La question du prix d’achat du logement neuf ne se pose pas qu’en termes de rentabilité cependant. « Est-ce que le bien va garder sa valeur ou en prendre ? Tout le secret d’un bon investissement est là », insiste Didier Vitet. Là encore, on est bien loin d’une défiscalisation à la va-vite : connaître le bien, son environnement, le potentiel de développement du quartier et de la ville sont autant de paramètres incontournables. Ce travail s’avère également essentiel pour éviter les vacances locatives : « Au début, l’investisseur a tendance à se concentrer sur le prix au mètre carré. Il réalise parfois tardivement qu’il aurait dû se mettre à la place du locataire », analyse Stéphane Peltier. Une déconvenue à éviter à tout prix, au risque de voir les recettes locatives s’effondrer.

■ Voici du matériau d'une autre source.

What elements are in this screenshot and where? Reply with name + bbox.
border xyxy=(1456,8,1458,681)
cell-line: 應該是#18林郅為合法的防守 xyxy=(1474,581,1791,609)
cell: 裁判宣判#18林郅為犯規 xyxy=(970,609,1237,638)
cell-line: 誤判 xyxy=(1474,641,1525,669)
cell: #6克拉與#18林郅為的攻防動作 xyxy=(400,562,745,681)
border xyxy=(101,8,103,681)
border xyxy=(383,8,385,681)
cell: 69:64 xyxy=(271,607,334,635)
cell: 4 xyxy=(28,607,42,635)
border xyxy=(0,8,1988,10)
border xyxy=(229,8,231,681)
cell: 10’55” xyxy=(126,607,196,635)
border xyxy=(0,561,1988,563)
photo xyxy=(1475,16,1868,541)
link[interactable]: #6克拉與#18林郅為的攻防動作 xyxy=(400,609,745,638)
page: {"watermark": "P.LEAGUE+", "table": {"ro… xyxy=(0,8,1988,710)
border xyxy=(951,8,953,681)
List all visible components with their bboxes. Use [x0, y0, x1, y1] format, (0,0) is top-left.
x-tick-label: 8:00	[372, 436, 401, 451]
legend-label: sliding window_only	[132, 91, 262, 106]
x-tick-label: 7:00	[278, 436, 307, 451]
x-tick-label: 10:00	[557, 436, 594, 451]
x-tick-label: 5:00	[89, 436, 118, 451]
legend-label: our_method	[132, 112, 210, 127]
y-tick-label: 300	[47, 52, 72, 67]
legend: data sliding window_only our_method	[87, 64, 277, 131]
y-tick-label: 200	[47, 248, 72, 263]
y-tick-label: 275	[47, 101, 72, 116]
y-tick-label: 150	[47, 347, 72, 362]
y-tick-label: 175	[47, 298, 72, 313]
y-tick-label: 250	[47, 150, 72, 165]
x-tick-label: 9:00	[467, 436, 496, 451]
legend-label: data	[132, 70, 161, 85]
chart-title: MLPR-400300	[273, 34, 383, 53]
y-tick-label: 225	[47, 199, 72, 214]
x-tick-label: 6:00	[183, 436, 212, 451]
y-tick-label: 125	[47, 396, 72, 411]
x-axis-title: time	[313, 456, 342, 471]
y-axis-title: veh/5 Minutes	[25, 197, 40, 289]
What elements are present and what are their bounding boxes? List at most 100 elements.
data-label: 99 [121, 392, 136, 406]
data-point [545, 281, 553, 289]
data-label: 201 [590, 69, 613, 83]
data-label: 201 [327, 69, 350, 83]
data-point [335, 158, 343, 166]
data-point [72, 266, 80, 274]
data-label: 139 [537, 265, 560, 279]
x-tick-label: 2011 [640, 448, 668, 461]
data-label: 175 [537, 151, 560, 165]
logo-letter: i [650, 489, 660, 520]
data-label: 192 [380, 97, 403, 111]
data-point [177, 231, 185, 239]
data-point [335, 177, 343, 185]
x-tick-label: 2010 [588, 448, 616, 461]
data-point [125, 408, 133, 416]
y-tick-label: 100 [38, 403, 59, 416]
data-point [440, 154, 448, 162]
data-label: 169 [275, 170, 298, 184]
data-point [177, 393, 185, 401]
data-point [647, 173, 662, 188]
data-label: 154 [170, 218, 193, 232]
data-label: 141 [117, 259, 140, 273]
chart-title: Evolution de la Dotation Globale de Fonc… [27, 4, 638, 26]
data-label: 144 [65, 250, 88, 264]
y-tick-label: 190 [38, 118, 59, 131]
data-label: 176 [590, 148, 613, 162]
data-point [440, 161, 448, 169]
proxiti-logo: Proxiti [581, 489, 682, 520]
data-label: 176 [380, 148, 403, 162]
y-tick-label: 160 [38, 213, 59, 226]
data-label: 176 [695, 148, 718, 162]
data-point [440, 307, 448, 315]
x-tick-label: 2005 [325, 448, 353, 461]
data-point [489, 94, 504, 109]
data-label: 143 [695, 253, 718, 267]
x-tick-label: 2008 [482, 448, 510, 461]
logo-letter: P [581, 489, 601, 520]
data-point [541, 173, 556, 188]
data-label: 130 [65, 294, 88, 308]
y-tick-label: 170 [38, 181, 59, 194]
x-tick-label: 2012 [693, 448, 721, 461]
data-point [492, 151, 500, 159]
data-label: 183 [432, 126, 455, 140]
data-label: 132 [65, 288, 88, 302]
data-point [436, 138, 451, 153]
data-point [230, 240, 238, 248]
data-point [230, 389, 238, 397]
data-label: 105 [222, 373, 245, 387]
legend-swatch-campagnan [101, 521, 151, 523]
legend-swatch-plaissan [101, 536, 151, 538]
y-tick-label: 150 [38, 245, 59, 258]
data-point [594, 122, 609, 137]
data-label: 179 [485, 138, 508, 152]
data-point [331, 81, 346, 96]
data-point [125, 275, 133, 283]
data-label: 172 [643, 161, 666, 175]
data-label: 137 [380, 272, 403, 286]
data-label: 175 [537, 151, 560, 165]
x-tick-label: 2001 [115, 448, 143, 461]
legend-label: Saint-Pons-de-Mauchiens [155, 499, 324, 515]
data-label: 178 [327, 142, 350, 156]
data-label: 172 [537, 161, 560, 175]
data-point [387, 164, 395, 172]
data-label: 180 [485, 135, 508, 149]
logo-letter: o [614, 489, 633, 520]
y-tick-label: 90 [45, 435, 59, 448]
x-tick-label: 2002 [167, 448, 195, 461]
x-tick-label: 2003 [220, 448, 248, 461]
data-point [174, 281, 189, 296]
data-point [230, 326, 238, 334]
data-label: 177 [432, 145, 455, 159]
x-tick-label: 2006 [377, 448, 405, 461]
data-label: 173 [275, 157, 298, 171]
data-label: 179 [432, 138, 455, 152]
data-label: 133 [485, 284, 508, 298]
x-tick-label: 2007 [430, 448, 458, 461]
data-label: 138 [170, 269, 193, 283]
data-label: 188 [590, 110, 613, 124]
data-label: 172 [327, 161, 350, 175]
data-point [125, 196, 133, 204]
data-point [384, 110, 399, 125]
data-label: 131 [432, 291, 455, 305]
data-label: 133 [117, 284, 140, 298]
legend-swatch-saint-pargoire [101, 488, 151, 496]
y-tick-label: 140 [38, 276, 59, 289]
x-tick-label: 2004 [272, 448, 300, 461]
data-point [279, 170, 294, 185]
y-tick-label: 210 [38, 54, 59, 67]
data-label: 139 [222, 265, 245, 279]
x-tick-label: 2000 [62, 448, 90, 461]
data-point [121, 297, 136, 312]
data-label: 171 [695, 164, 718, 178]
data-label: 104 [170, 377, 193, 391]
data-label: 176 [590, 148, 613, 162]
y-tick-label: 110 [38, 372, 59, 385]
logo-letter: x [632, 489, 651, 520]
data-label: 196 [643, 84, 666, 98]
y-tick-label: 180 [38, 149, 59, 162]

Placer une priorité sur la qualité du logement est d’autant plus important dans la perspective de la revente d’un investissement Pinel, et ce pour deux raisons. Premièrement, le futur acquéreur ne profitera pas de la défiscalisation : tout se joue donc sur la qualité du bien à proprement parler et son prix, puisqu’il n’y a pas de carotte fiscale pour persuader un acquéreur hésitant. Deuxièmement, l’investisseur trop pressé, uniquement concentré sur le prix au mètre carré et la réduction d’impôt, risque de sérieusement déchanter au moment de revendre. En effet, il existe une décote significative entre les prix de l’immobilier neuf et ceux des logements anciens de moins de 15 ans. La plateforme d’investissement spécialisée Cerenicimo estime par exemple qu’il existe un écart de 36% entre le prix du neuf à Rennes (3.880 euros/m²) et la valeur de l’ancien récent (2.500 euros/m²). A Nantes, la décote atteint même 44% ! Seule solution pour s’en prémunir, au moins en partie : bien acheter. « Défiscalisation ou non, il faut toujours respecter les principes de base de l’investissement immobilier pour être sûr de louer et de revendre à un prix correct », résume Michel Brunoro.